Friday, January 17, 2014

Ugandan President Museveni Warns of Power Struggles Within the South Sudan Ruling Party

FRIDAY 17 JANUARY 2014

Uganda’s Museveni warns of power struggles within S. Sudan ruling party

January 16, 2014 (KAMPALA) – Ugandan President Yoweri Museveni said power struggles with South Sudan’s ruling party (SPLM) caused the current crisis in the country, urging dissatisfied party members to quit and form their own parties.

"What is clear is that the problem started within the SPLM, the ruling party, as a power struggle. You detect ideological, organizational and discipline issues in this situation", asked Museveni while addressing International Conference on the Great Lakes Region in the Angolan capital, Luanda on Wednesday.

"Why should there be sectarian undertones or overtones in a political debate?"

He also stressed that those dissatisfied with the SPLM should go out and form another party and that government should neither stop nor impede party opposition.

The Ugandan leader, a close ally of his South Sudan’s Salva Kiir, said members of the SPLM should have resolved their disagreements within the set structures, rather than going public.

“Why should intraparty matters go public before they are resolved within the party?” he asked, adding that, “However, to turn a political problem into a military one, having mismanaged the political problem itself in the first place is not acceptable.”

ACCUSES MACHAR

Confirming the involvement of Uganda Peoples Defense Forces (UPDF) in South Sudan’s conflict, Museveni also accused the country’s former vice-president Riek Machar of an “attempted coup” in the capital, Juba.

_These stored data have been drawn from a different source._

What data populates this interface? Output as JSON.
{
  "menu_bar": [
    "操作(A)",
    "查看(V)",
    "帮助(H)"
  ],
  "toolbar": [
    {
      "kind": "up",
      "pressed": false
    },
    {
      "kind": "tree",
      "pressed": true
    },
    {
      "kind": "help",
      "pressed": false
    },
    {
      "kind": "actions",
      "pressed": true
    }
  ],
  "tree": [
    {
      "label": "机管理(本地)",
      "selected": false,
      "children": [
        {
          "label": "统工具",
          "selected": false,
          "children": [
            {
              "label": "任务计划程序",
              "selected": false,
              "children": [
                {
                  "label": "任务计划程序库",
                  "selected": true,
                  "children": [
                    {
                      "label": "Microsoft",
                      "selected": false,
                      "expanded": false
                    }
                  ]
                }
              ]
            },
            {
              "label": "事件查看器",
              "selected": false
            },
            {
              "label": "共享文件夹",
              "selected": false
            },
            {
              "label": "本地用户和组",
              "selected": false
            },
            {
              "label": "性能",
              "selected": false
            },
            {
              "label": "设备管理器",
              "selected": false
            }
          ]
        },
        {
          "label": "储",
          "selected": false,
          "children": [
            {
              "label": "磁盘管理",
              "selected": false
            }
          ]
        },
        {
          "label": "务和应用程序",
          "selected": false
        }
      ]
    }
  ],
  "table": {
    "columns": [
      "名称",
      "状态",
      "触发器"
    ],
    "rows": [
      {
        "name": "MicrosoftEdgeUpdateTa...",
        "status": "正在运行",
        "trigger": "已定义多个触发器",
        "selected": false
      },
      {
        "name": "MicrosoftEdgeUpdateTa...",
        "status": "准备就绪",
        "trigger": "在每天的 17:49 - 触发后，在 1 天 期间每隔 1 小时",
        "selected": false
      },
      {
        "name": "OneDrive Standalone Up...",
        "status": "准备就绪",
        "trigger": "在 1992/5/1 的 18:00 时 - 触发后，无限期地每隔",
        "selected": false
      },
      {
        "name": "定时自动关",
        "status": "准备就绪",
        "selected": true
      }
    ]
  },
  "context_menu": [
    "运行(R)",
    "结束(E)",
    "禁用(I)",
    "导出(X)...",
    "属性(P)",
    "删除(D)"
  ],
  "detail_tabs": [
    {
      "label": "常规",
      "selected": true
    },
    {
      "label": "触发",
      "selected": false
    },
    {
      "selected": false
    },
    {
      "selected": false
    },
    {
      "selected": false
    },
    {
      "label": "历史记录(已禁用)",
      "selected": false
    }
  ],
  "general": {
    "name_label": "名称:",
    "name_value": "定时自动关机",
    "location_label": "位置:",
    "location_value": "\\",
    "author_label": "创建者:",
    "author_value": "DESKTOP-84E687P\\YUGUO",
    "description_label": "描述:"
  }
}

“If Riek Machar did plan a coup in Juba, then why did his supporters capture Malakal, Bor, Akobo, etc?” The SPLA has flushed them out of Bentiu and Malakal”, he said.

He said Machar should have withdrawm to a remote area of the country to avoid attacks and start talks unconditionally so as to quickly resolve the problem and not to protract it, if he had no hand in the alleged coup.

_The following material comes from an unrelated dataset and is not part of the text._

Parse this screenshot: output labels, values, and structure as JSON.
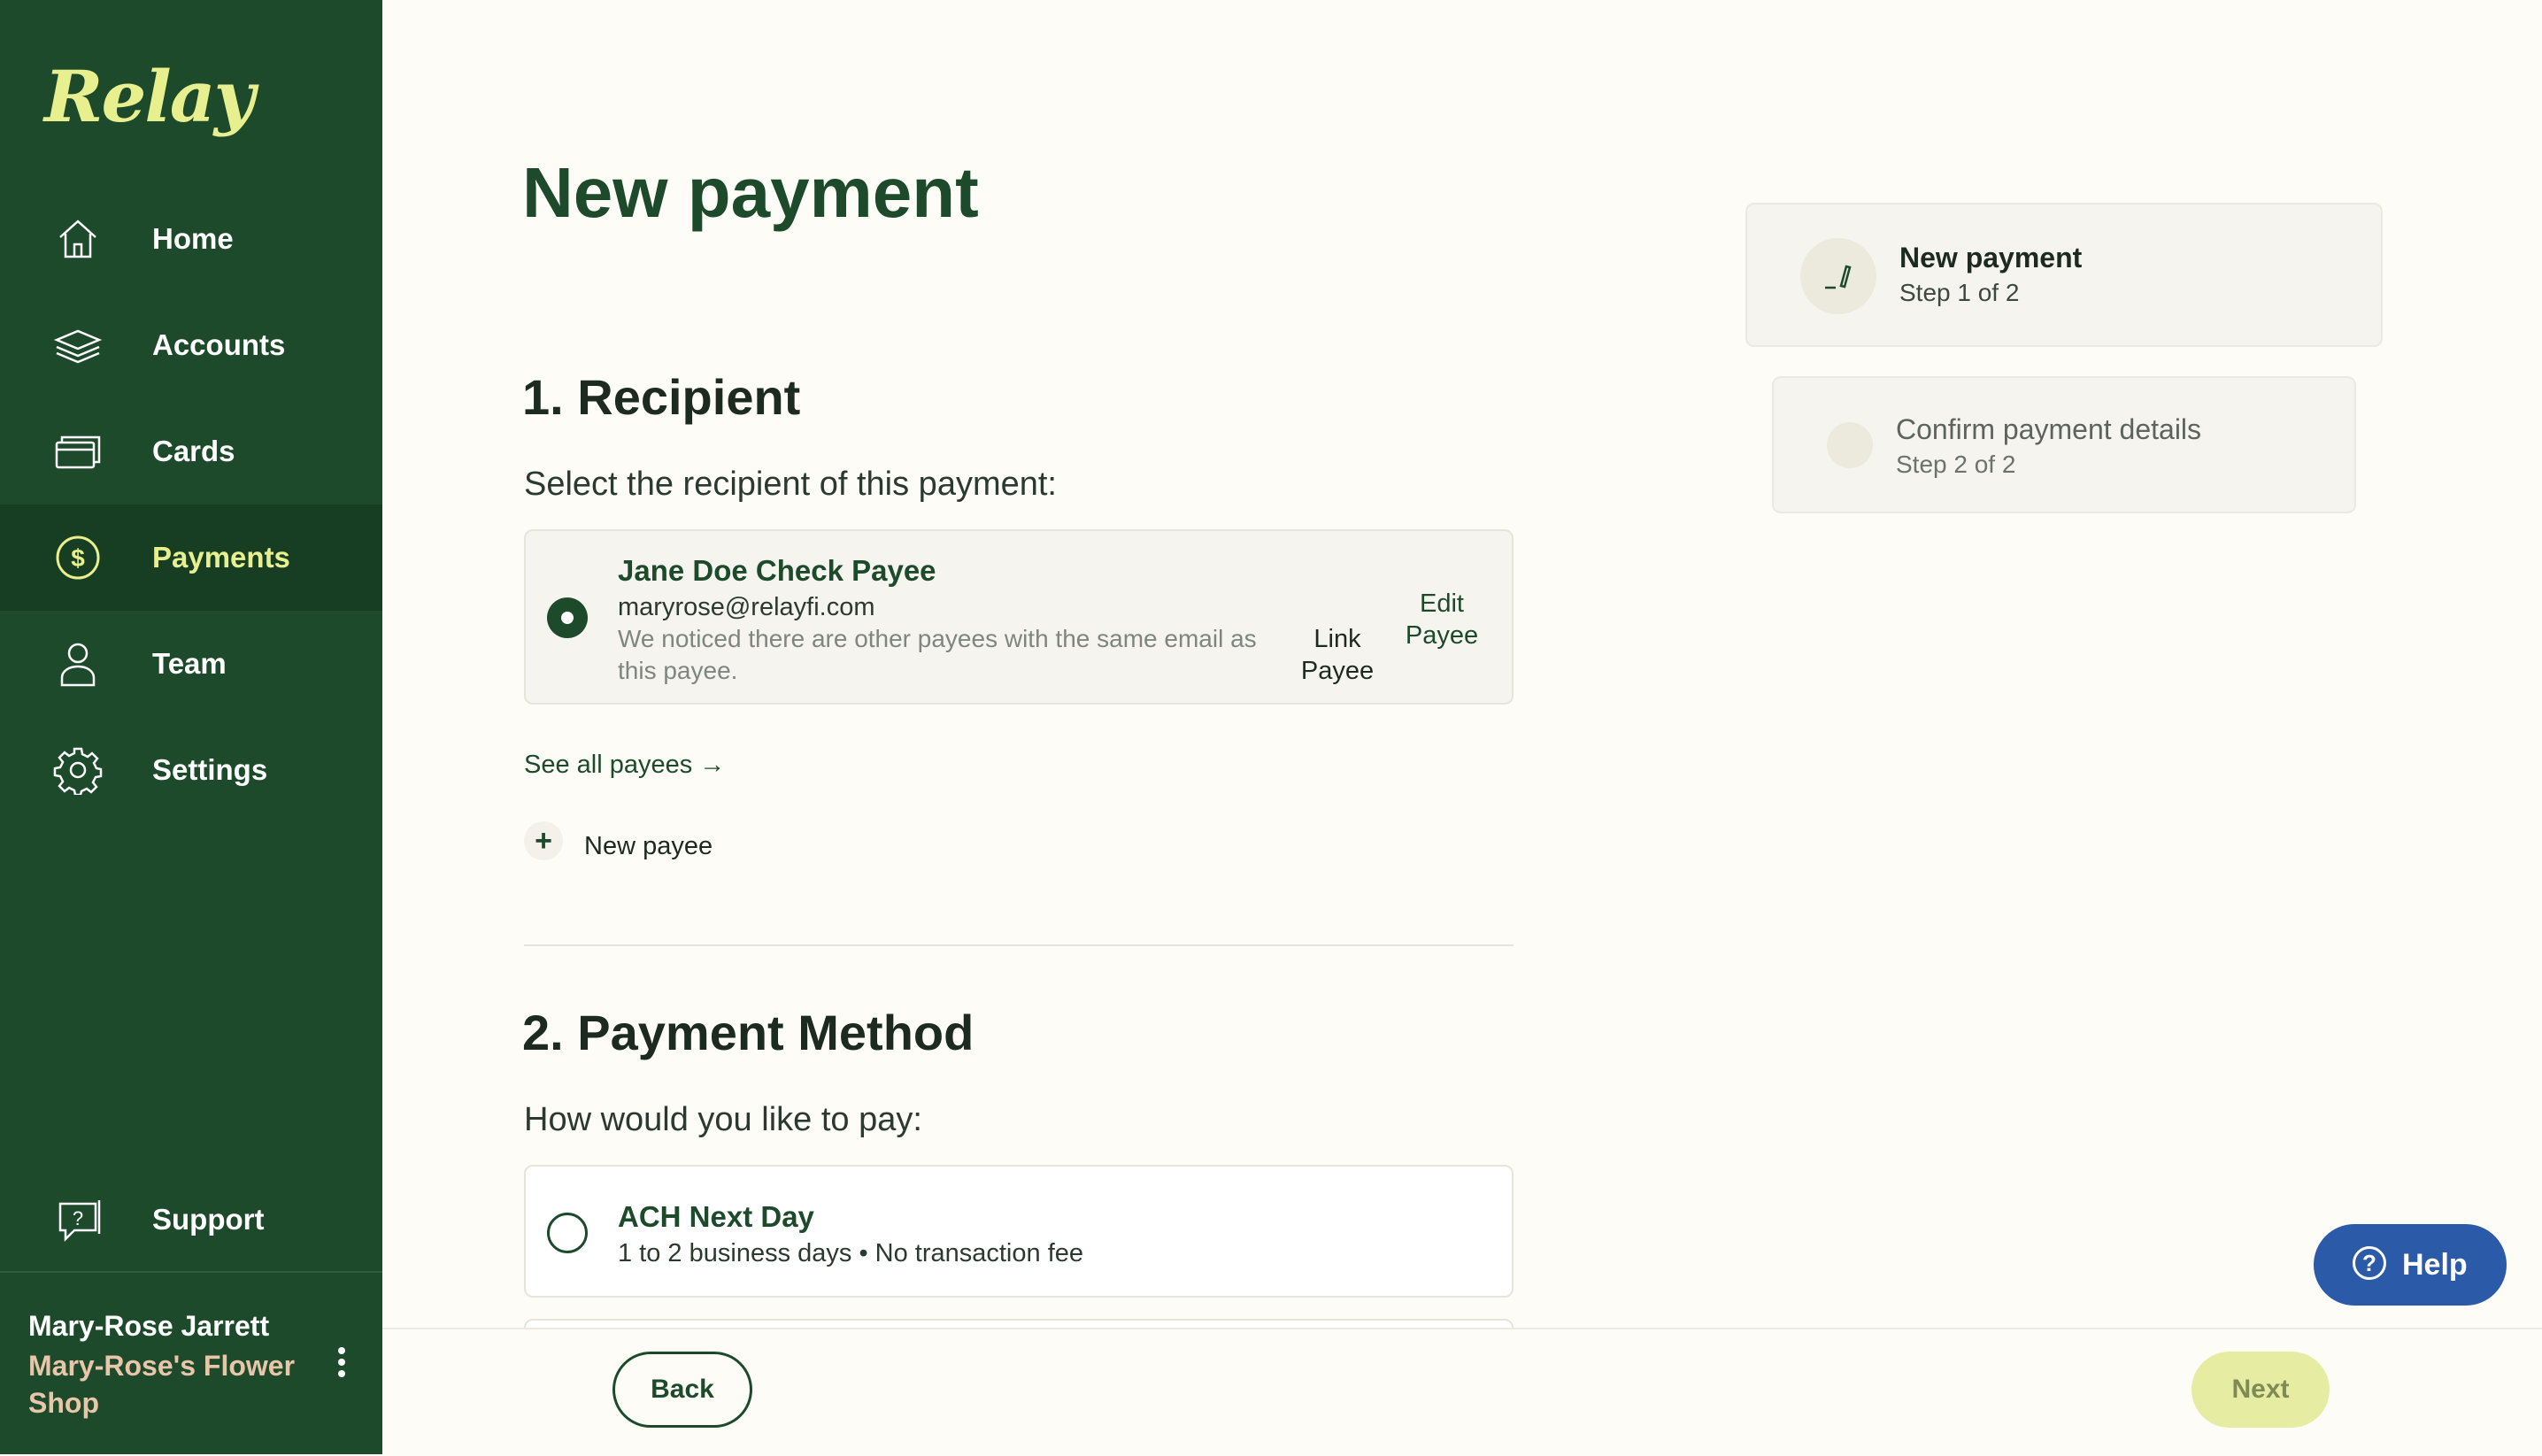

The Ugandan publicly admitted that both his army and the SPLA had lost soldier during these battles, but stressed that many lives were lost on the side of the rebels.

“We also took casualties and also had some dead”, he said, giving a chronology of several battles between the rebels and pro-government forces.

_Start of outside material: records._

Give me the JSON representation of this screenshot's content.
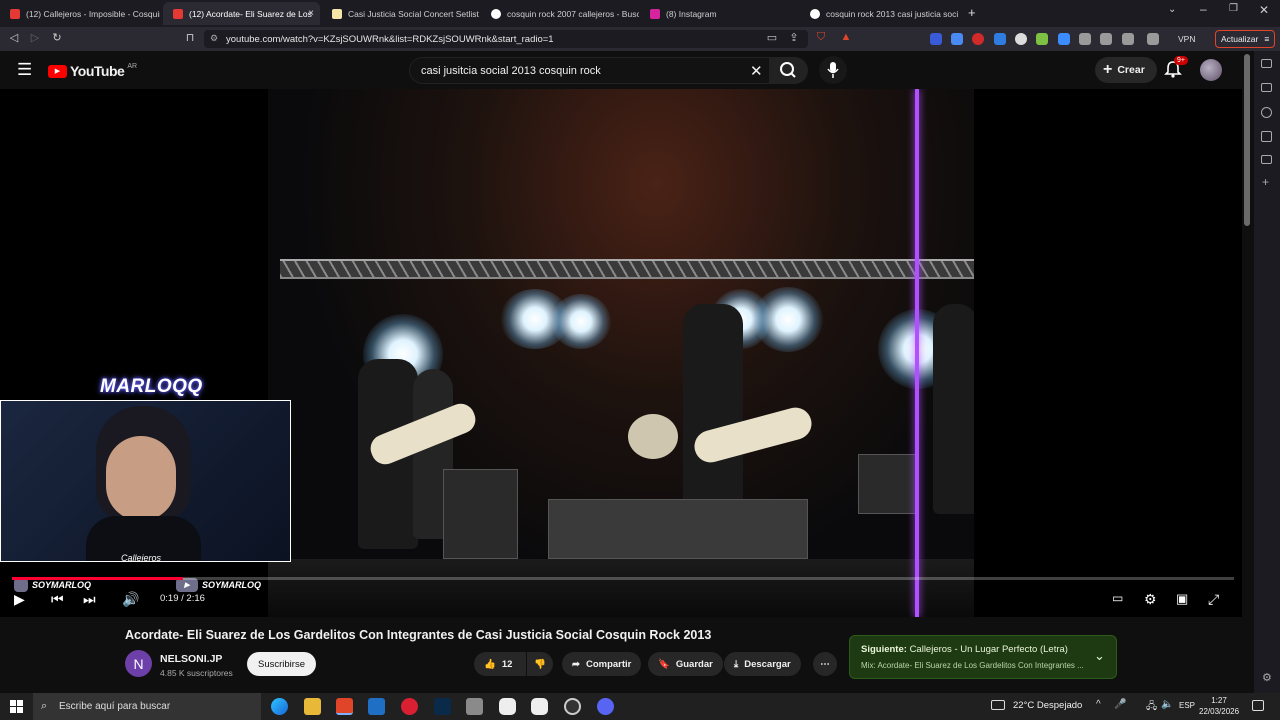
{
  "browser": {
    "tabs": [
      {
        "label": "(12) Callejeros - Imposible - Cosquin",
        "fav": "#e53935",
        "active": false
      },
      {
        "label": "(12) Acordate- Eli Suarez de Los",
        "fav": "#e53935",
        "active": true,
        "close": "×"
      },
      {
        "label": "Casi Justicia Social Concert Setlist at",
        "fav": "#f5e6a8",
        "active": false
      },
      {
        "label": "cosquin rock 2007 callejeros - Busca",
        "fav": "#ffffff",
        "active": false
      },
      {
        "label": "(8) Instagram",
        "fav": "#d6249f",
        "active": false
      },
      {
        "label": "cosquin rock 2013 casi justicia social",
        "fav": "#ffffff",
        "active": false
      }
    ],
    "new_tab": "+",
    "url": "youtube.com/watch?v=KZsjSOUWRnk&list=RDKZsjSOUWRnk&start_radio=1",
    "vpn_label": "VPN",
    "update_label": "Actualizar"
  },
  "youtube": {
    "logo_text": "YouTube",
    "region": "AR",
    "search_value": "casi jusitcia social 2013 cosquin rock",
    "create_label": "Crear",
    "notif_badge": "9+"
  },
  "player": {
    "overlay_name": "MARLOQQ",
    "social_1": "SOYMARLOQ",
    "social_2": "SOYMARLOQ",
    "webcam_caption": "Callejeros",
    "time": "0:19 / 2:16",
    "progress_fraction": 0.14
  },
  "video": {
    "title": "Acordate- Eli Suarez de Los Gardelitos Con Integrantes de Casi Justicia Social Cosquin Rock 2013",
    "channel_initial": "N",
    "channel_name": "NELSONI.JP",
    "subscribers": "4.85 K suscriptores",
    "subscribe_label": "Suscribirse",
    "likes": "12",
    "share_label": "Compartir",
    "save_label": "Guardar",
    "download_label": "Descargar"
  },
  "next": {
    "prefix": "Siguiente:",
    "title": "Callejeros - Un Lugar Perfecto (Letra)",
    "subtitle": "Mix: Acordate- Eli Suarez de Los Gardelitos Con Integrantes ..."
  },
  "taskbar": {
    "search_placeholder": "Escribe aquí para buscar",
    "weather": "22°C  Despejado",
    "lang": "ESP",
    "time": "1:27",
    "date": "22/03/2026"
  }
}
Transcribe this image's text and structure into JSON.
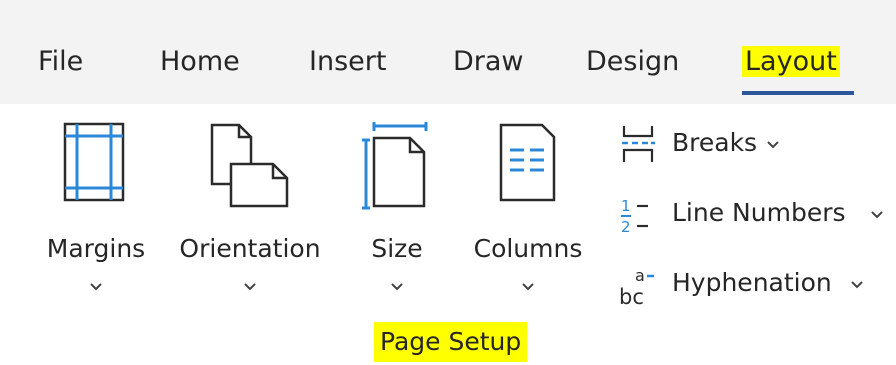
{
  "tabs": [
    {
      "label": "File"
    },
    {
      "label": "Home"
    },
    {
      "label": "Insert"
    },
    {
      "label": "Draw"
    },
    {
      "label": "Design"
    },
    {
      "label": "Layout",
      "active": true
    }
  ],
  "ribbon": {
    "margins": {
      "label": "Margins",
      "icon": "margins-icon"
    },
    "orientation": {
      "label": "Orientation",
      "icon": "orientation-icon"
    },
    "size": {
      "label": "Size",
      "icon": "page-size-icon"
    },
    "columns": {
      "label": "Columns",
      "icon": "columns-icon"
    },
    "breaks": {
      "label": "Breaks",
      "icon": "breaks-icon"
    },
    "line_numbers": {
      "label": "Line Numbers",
      "icon": "line-numbers-icon"
    },
    "hyphenation": {
      "label": "Hyphenation",
      "icon": "hyphenation-icon"
    },
    "group_label": "Page Setup"
  },
  "colors": {
    "tabbar_bg": "#f3f3f3",
    "highlight": "#ffff00",
    "accent_blue": "#2b88d8",
    "underline": "#2b579a"
  }
}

Clashes erupted in Juba mid-December following a dispute among the presidential guard, rapidly spreading to the country’s states of Jonglei, Upper Nile and Unity. Over 1,000 people, according to the United Nations, have died and nearly 200,000 displaced since fighting started in mid-December.

But while South Sudan President Salva Kiir accused his former deputy Machar over the incident, the latter denies, alleging it was a move by his former boss to silence critics with the ruling party (SPLM).